The Macao government plans to continue its sweeping ban on Japanese food imports from 10 prefectures, the Municipal Affairs Bureau (known by its Portuguese acronym IAM) has told local media.
The ban was implemented last August, after Japan began discharging treated water from the crippled Fukushima nuclear plant into the ocean.
While the United Nations’ nuclear watchdog backed Japan’s decision and has said the mildly radioactive water in question met international safety standards, China took a tough stance on the move. Beijing has questioned whether it is possible to predict the long-term impact that offloading the Fukushima water will have.
In October, the G7 industrial powers called for the immediate repeal of bans on Japanese food imports – denouncing them as economic coercion, according to Reuters.
[See more: Macao’s ban on Japanese food imports: Your questions answered]
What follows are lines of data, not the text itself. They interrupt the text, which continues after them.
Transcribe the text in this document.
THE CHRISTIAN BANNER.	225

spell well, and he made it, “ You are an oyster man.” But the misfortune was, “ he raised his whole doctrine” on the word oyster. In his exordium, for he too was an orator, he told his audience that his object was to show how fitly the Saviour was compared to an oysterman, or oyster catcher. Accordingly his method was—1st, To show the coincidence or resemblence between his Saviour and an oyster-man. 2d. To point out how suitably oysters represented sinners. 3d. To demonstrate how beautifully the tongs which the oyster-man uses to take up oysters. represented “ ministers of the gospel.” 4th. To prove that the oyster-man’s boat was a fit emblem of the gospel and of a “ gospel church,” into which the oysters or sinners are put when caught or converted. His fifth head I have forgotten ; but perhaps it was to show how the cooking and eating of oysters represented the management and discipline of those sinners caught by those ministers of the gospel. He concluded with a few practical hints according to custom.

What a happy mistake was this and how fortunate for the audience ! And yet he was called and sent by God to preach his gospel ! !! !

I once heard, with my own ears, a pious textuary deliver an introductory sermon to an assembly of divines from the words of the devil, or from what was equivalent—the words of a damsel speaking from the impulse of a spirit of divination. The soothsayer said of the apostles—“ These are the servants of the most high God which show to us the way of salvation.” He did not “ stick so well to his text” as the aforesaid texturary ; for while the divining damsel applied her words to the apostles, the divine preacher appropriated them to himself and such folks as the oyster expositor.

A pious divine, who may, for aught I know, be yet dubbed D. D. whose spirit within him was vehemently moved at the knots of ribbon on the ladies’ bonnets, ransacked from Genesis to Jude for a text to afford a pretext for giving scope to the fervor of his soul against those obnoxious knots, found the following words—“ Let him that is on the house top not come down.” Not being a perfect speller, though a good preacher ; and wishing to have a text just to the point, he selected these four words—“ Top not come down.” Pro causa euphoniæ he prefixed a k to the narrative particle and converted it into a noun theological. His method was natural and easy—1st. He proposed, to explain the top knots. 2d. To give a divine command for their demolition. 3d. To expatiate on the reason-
Continued tests on imported food products from Japanese prefectures that aren’t impacted by the ban have all shown normal results, according to IAM. However, since the discharge is set to continue for the next 30 years, the bureau said it had no plans to relax its restrictions.
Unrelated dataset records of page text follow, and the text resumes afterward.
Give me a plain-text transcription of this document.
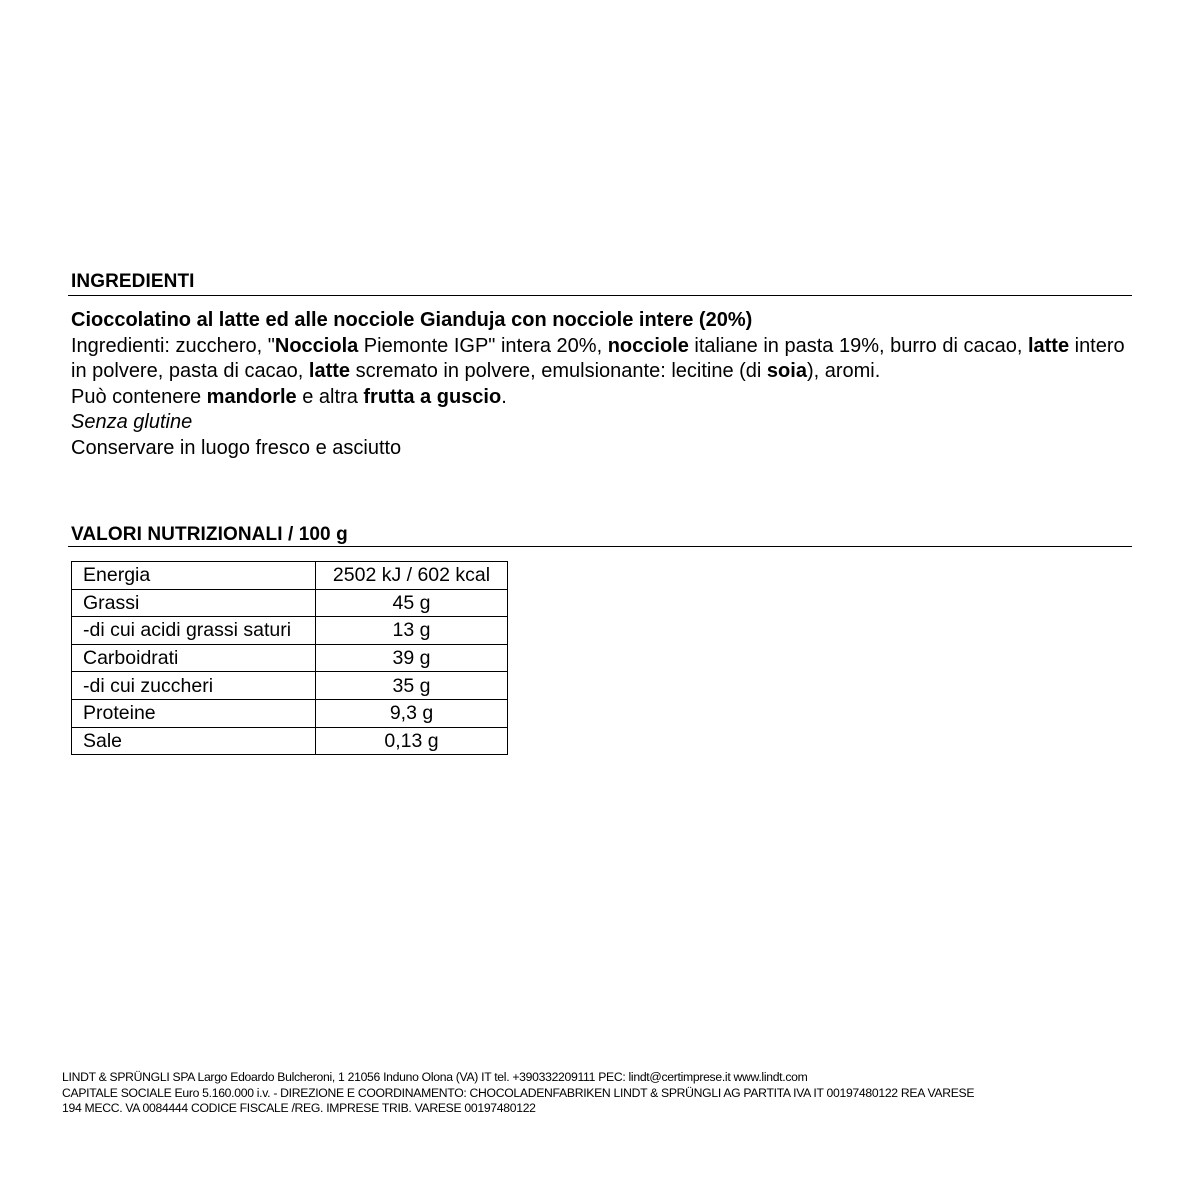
INGREDIENTI

Cioccolatino al latte ed alle nocciole Gianduja con nocciole intere (20%)

Ingredienti: zucchero, "Nocciola Piemonte IGP" intera 20%, nocciole italiane in pasta 19%, burro di cacao, latte intero in polvere, pasta di cacao, latte scremato in polvere, emulsionante: lecitine (di soia), aromi.

Può contenere mandorle e altra frutta a guscio.

Senza glutine

Conservare in luogo fresco e asciutto

VALORI NUTRIZIONALI / 100 g
Energia	2502 kJ / 602 kcal
Grassi	45 g
-di cui acidi grassi saturi	13 g
Carboidrati	39 g
-di cui zuccheri	35 g
Proteine	9,3 g
Sale	0,13 g

LINDT & SPRÜNGLI SPA Largo Edoardo Bulcheroni, 1 21056 Induno Olona (VA) IT tel. +390332209111 PEC: lindt@certimprese.it www.lindt.com

CAPITALE SOCIALE Euro 5.160.000 i.v. - DIREZIONE E COORDINAMENTO: CHOCOLADENFABRIKEN LINDT & SPRÜNGLI AG PARTITA IVA IT 00197480122 REA VARESE

194 MECC. VA 0084444 CODICE FISCALE /REG. IMPRESE TRIB. VARESE 00197480122
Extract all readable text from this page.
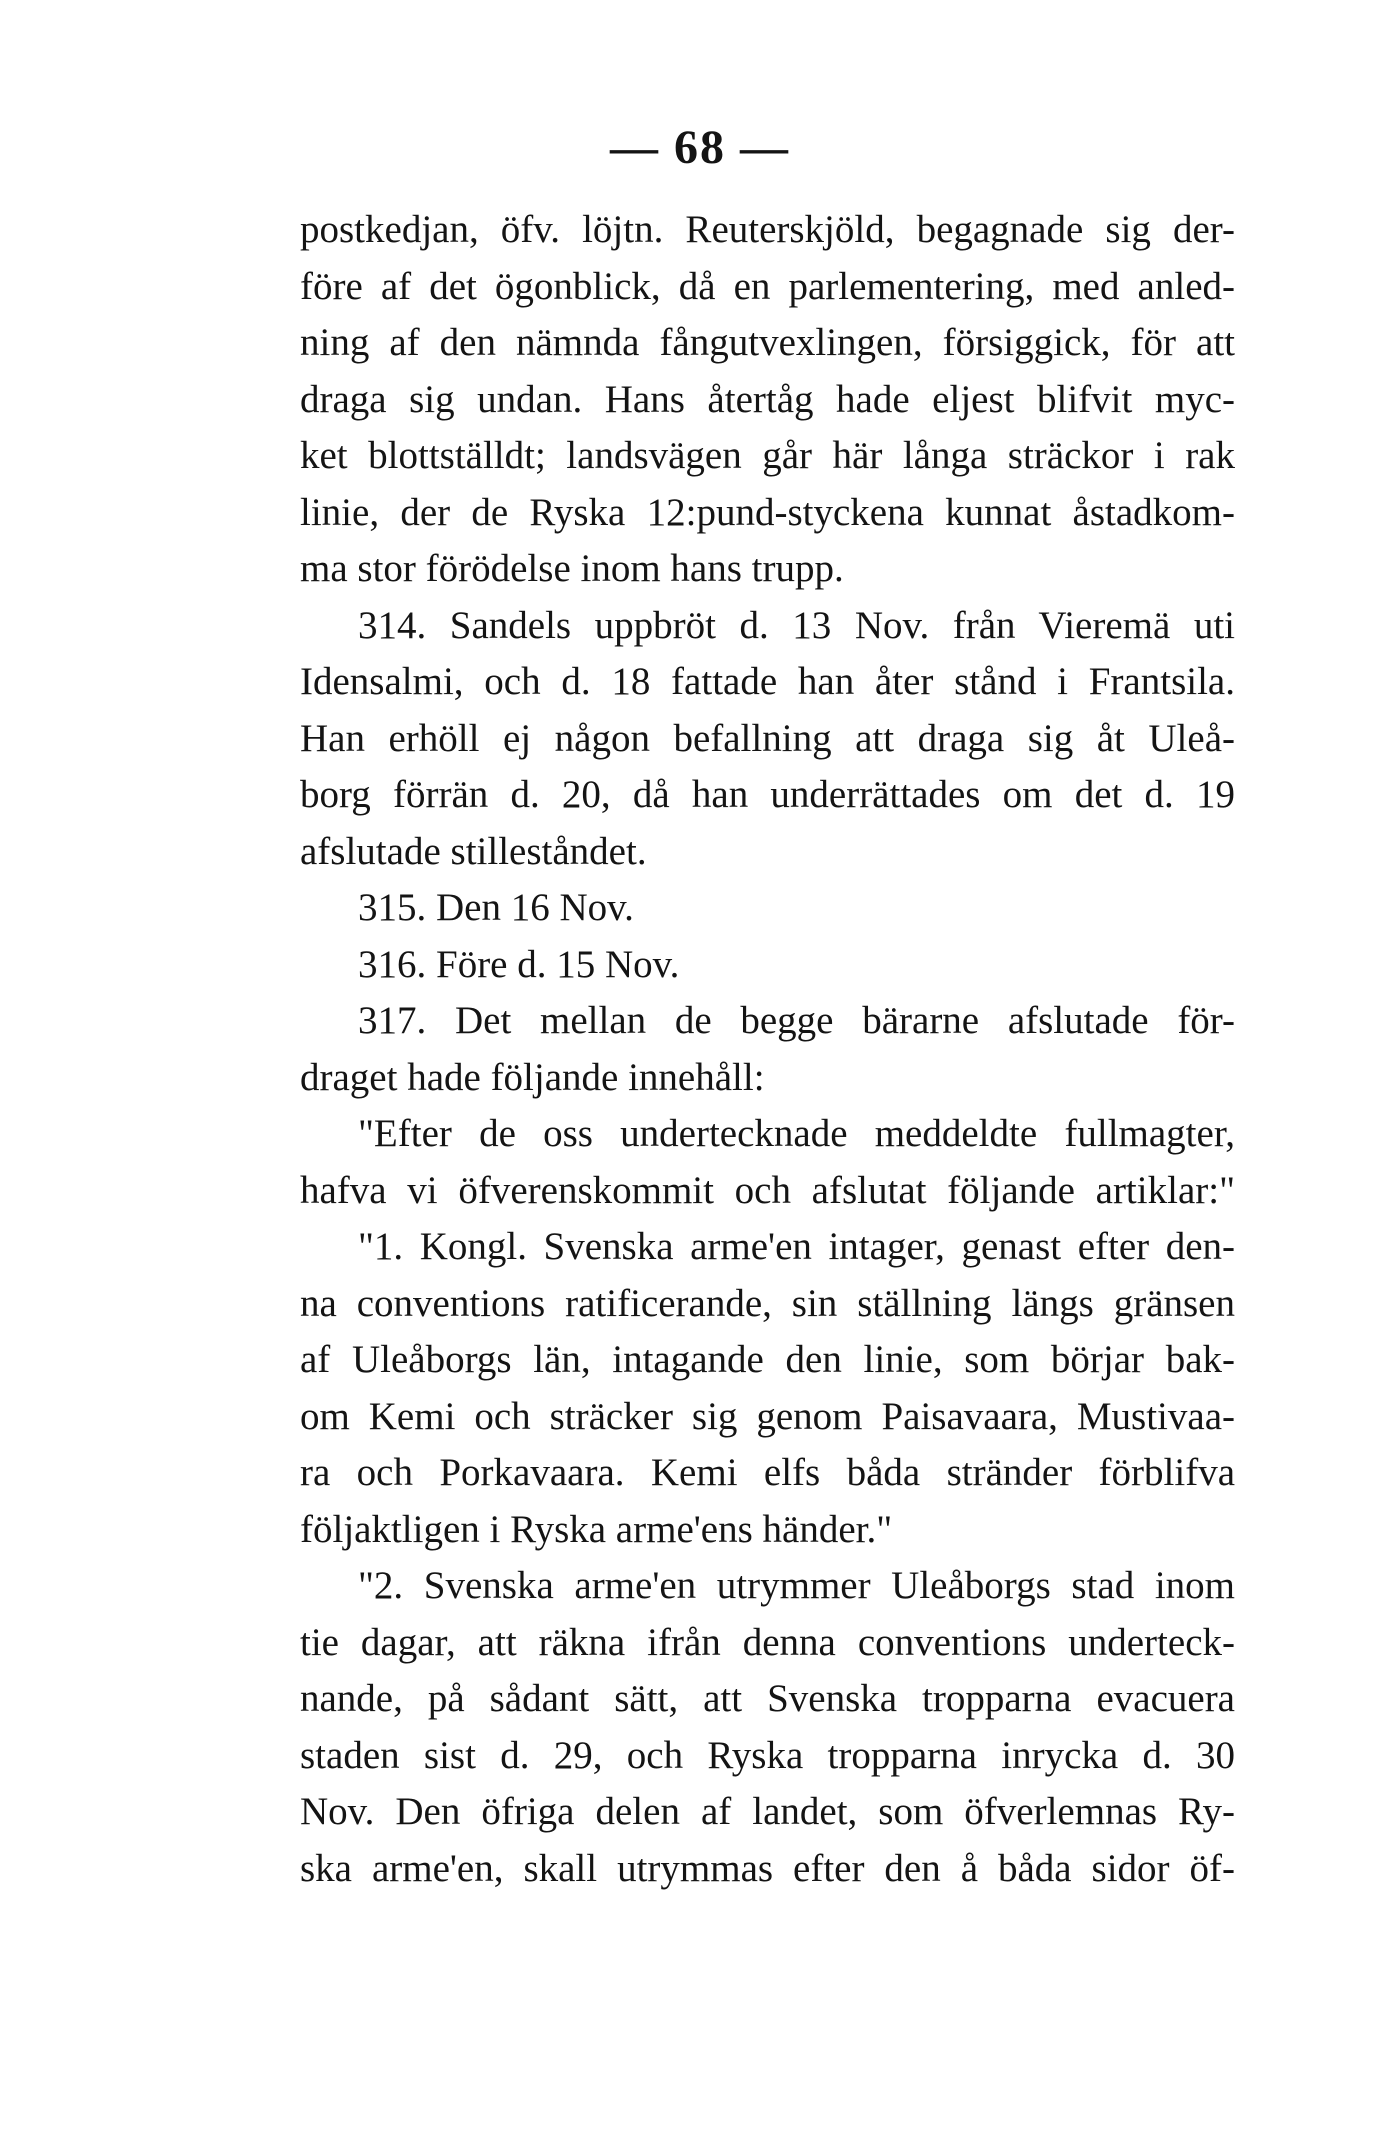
— 68 —
postkedjan, öfv. löjtn. Reuterskjöld, begagnade sig der-
före af det ögonblick, då en parlementering, med anled-
ning af den nämnda fångutvexlingen, försiggick, för att
draga sig undan. Hans återtåg hade eljest blifvit myc-
ket blottställdt; landsvägen går här långa sträckor i rak
linie, der de Ryska 12:pund-styckena kunnat åstadkom-
ma stor förödelse inom hans trupp.
314. Sandels uppbröt d. 13 Nov. från Vieremä uti
Idensalmi, och d. 18 fattade han åter stånd i Frantsila.
Han erhöll ej någon befallning att draga sig åt Uleå-
borg förrän d. 20, då han underrättades om det d. 19
afslutade stilleståndet.
315. Den 16 Nov.
316. Före d. 15 Nov.
317. Det mellan de begge bärarne afslutade för-
draget hade följande innehåll:
"Efter de oss undertecknade meddeldte fullmagter,
hafva vi öfverenskommit och afslutat följande artiklar:"
"1. Kongl. Svenska arme'en intager, genast efter den-
na conventions ratificerande, sin ställning längs gränsen
af Uleåborgs län, intagande den linie, som börjar bak-
om Kemi och sträcker sig genom Paisavaara, Mustivaa-
ra och Porkavaara. Kemi elfs båda stränder förblifva
följaktligen i Ryska arme'ens händer."
"2. Svenska arme'en utrymmer Uleåborgs stad inom
tie dagar, att räkna ifrån denna conventions underteck-
nande, på sådant sätt, att Svenska tropparna evacuera
staden sist d. 29, och Ryska tropparna inrycka d. 30
Nov. Den öfriga delen af landet, som öfverlemnas Ry-
ska arme'en, skall utrymmas efter den å båda sidor öf-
After the ban was imposed, one Macao-based food importer slammed it as lacking logic. He pointed out that “neither fish nor the sea stay contained in specific areas,” making a prefecture-based ban potentially meaningless.
The ban reportedly hurt both importers and restaurants, at least in the short-term, as they struggled to switch suppliers and deal with local fears around food safety. The Macau Daily Times reports that the situation has since eased and the IAM maintains the ban has not had a major impact locally.
The ban is on a wide range of fresh and live food products including anything of animal origin (such as fish, dairy, meat, and eggs), sea salt and seaweed, and vegetables or fruit from prefectures deemed of high contamination risk. The areas are the Tokyo Metropolis, Fukushima, Chiba, Tochigi, Ibaraki, Gunma, Miyagi, Niigata, Nagano and Saitama.